No-one really has any idea how many CCTV cameras there are blinking at Britons as they go about their daily business, half-arsed studies reveal.
The latest estimate of some 1.85 million cameras is based on a map of the blighters in Cheshire and extrapolated across the whole of the UK.
A previous guestimate put the number at around 4.2 million but that was based on a count of the number of cameras there were on a mile of road in an urban area.
If the new figures are any gauge whatsoever, then the average Briton is filmed 70 times a day, according to the Old Bill.
Deputy Chief Constable of Cheshire, Graeme Gerrard, who looks after such matters for the Association of Chief Police Officers, reckons the latest guess is a better guess than the old one. He said he wanted to "inject more rigorous figures into the debate" over Big Brother Britain.

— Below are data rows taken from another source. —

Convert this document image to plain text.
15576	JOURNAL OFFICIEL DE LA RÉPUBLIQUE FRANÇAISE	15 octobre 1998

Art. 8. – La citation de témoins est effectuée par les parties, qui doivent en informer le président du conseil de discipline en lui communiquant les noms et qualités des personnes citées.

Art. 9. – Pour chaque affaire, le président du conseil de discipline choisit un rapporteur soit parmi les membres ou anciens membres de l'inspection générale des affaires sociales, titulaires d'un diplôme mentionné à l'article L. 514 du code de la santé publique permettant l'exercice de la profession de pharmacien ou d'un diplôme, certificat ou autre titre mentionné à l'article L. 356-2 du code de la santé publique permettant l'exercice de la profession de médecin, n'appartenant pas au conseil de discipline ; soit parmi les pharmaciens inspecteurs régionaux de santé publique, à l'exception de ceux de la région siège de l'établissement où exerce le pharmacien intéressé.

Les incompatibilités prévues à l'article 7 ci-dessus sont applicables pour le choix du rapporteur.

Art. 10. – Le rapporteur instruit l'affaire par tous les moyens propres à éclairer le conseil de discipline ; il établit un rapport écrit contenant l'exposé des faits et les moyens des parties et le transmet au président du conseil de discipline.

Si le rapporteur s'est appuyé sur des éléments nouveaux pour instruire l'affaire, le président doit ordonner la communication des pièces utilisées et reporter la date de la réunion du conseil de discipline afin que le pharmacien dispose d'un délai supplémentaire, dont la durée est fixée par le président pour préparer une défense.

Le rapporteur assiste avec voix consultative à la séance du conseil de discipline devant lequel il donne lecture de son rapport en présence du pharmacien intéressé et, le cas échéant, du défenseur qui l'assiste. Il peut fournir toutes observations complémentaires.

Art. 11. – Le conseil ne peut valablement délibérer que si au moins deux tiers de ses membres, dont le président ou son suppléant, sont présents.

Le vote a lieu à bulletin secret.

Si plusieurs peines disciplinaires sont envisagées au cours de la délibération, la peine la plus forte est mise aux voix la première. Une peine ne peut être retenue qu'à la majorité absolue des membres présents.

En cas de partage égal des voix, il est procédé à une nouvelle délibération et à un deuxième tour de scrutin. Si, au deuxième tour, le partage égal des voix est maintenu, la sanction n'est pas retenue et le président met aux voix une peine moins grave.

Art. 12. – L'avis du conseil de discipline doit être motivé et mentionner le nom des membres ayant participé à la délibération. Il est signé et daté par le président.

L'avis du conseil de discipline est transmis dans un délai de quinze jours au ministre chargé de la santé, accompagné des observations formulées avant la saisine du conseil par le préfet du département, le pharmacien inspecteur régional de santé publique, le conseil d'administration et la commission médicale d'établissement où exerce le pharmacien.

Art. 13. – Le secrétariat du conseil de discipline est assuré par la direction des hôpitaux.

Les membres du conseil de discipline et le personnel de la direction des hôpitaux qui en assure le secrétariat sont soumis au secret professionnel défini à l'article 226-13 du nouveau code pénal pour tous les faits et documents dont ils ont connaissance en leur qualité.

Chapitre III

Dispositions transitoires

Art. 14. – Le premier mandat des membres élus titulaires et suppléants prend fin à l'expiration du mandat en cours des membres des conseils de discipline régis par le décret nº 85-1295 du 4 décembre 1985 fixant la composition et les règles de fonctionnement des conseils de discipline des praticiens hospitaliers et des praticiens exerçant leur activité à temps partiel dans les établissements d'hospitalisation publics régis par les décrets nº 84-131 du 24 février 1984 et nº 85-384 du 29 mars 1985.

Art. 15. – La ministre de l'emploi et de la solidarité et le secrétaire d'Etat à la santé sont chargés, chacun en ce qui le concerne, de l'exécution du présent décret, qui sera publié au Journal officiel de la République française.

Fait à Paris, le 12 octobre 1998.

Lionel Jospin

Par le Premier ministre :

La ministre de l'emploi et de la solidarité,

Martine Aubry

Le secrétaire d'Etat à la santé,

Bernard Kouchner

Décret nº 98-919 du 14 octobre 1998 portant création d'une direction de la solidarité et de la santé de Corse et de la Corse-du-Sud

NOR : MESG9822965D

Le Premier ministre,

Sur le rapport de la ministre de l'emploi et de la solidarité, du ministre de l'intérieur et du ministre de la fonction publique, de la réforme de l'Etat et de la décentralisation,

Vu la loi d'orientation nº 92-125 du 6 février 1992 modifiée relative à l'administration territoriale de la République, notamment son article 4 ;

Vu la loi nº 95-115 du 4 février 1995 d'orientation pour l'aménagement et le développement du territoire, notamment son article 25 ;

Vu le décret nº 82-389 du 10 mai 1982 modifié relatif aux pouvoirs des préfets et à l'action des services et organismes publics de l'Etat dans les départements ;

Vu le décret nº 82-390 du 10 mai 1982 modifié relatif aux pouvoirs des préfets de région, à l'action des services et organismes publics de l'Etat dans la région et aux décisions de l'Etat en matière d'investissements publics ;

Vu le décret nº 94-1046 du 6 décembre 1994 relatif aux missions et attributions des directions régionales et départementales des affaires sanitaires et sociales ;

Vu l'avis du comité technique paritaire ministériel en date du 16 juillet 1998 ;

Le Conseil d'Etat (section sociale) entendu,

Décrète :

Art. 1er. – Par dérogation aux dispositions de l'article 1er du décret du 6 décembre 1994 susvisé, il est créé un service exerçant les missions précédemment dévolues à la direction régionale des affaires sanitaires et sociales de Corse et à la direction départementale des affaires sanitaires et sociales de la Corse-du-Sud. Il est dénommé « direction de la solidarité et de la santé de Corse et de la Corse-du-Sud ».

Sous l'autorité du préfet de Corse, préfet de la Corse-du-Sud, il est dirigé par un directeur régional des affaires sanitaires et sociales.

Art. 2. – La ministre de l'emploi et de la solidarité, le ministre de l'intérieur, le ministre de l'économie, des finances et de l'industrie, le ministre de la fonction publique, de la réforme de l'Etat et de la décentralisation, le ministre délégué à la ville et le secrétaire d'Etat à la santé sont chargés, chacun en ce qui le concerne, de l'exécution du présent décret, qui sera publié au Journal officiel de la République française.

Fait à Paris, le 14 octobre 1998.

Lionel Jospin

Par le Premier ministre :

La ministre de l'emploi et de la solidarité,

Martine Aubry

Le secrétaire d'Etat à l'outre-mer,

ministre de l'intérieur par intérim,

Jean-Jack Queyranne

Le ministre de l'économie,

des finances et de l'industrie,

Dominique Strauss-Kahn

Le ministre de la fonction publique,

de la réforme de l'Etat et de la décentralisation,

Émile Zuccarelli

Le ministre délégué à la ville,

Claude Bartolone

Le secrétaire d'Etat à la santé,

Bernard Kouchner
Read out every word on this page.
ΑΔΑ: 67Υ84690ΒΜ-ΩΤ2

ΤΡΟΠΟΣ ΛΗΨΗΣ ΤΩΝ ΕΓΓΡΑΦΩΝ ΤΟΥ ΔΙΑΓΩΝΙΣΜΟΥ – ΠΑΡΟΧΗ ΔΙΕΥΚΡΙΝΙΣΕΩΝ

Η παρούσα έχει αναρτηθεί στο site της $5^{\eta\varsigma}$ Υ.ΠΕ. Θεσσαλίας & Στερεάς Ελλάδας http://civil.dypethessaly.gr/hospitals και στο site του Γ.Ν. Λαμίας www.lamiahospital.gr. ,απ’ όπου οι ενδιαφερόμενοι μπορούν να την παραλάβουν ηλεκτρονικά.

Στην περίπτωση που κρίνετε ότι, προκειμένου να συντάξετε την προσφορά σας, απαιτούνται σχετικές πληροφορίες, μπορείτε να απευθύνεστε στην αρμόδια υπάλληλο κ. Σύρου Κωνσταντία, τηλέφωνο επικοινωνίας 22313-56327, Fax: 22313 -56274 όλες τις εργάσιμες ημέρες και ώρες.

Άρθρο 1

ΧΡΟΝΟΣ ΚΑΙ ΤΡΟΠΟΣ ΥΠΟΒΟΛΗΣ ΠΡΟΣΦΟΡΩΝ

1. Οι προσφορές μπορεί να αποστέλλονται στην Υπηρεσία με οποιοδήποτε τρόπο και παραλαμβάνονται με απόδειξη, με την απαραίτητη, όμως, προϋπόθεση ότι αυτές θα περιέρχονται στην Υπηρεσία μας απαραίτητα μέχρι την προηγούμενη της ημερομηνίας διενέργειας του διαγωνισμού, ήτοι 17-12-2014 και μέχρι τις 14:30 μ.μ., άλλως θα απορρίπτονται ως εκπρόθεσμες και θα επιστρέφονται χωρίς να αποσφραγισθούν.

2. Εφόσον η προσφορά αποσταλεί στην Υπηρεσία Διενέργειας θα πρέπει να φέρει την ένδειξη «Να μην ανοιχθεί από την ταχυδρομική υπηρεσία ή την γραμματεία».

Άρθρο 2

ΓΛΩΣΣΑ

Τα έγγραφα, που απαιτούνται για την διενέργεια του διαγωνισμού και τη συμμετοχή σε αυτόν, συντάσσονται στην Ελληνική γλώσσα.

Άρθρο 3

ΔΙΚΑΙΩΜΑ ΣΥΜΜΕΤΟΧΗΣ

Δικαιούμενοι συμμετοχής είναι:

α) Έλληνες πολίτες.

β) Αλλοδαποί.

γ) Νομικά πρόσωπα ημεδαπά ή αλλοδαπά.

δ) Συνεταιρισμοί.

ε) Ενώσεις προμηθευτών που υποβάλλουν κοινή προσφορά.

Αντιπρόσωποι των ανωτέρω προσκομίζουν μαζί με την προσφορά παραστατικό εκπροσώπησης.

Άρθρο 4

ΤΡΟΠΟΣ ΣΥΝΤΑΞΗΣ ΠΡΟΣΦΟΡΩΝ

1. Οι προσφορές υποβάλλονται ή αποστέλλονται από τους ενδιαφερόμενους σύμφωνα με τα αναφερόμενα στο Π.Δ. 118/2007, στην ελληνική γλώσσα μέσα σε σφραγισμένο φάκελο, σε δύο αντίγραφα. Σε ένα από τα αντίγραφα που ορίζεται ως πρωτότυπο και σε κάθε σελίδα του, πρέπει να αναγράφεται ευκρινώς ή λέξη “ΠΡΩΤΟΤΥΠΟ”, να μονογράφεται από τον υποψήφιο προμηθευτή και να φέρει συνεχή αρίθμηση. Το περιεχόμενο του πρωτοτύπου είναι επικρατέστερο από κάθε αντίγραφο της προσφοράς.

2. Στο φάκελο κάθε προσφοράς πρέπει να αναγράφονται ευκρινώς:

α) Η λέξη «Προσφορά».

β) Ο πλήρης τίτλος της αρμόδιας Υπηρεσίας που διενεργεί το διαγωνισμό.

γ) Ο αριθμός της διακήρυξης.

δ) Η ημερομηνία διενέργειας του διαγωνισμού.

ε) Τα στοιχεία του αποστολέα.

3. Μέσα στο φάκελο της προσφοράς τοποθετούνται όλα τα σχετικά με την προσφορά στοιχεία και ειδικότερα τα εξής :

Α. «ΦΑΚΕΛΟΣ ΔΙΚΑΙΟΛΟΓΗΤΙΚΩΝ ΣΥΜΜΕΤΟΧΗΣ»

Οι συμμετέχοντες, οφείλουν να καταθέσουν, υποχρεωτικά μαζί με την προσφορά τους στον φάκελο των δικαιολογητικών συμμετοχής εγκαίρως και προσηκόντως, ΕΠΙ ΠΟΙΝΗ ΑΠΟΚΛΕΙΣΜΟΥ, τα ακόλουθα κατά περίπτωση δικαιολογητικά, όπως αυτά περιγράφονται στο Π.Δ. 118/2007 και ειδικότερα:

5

Writing in CCTV Image magazine (pdf), Gerrard said: "Eight years after the 4.2 million figure was first published, we now have research that indicates that the figure is less than half this guesstimate. We also know that unless you make a particular point of visiting as many CCTV hotspot areas as you can, you are unlikely to be captured on CCTV 300 times a day."
He insisted: "The real figure for the number of times the average person is likely to be 'caught' on CCTV in a day is less than 70 - and most of these will be at your workplace or fleeting glimpses by cameras located in shops".
The latest estimate of 1.85 million cameras is based on a guess that there are 1.7 million privately-owned CCTV cameras dotted about the country. Local authorities confess to be running 33,433 to keep on eye on the people who elect their leaders and the plod estimate there are 115,000 cameras on public transport systems in the UK. Don't they know? Our estimate is that there's about half of that number on the London Underground alone.
The new guess comes as the Home Office considers plans to regulate the spread of CCTV networks while the public begins to get het up about being on Candid Camera 24 hours a day.
Developments such as easy-to-deploy facial recognition technology are coming online fast and soon you won't be able to fart on a bus without the molecule cloud being captured by some new-fangled detector and the fine will no doubt soon follow along in the post.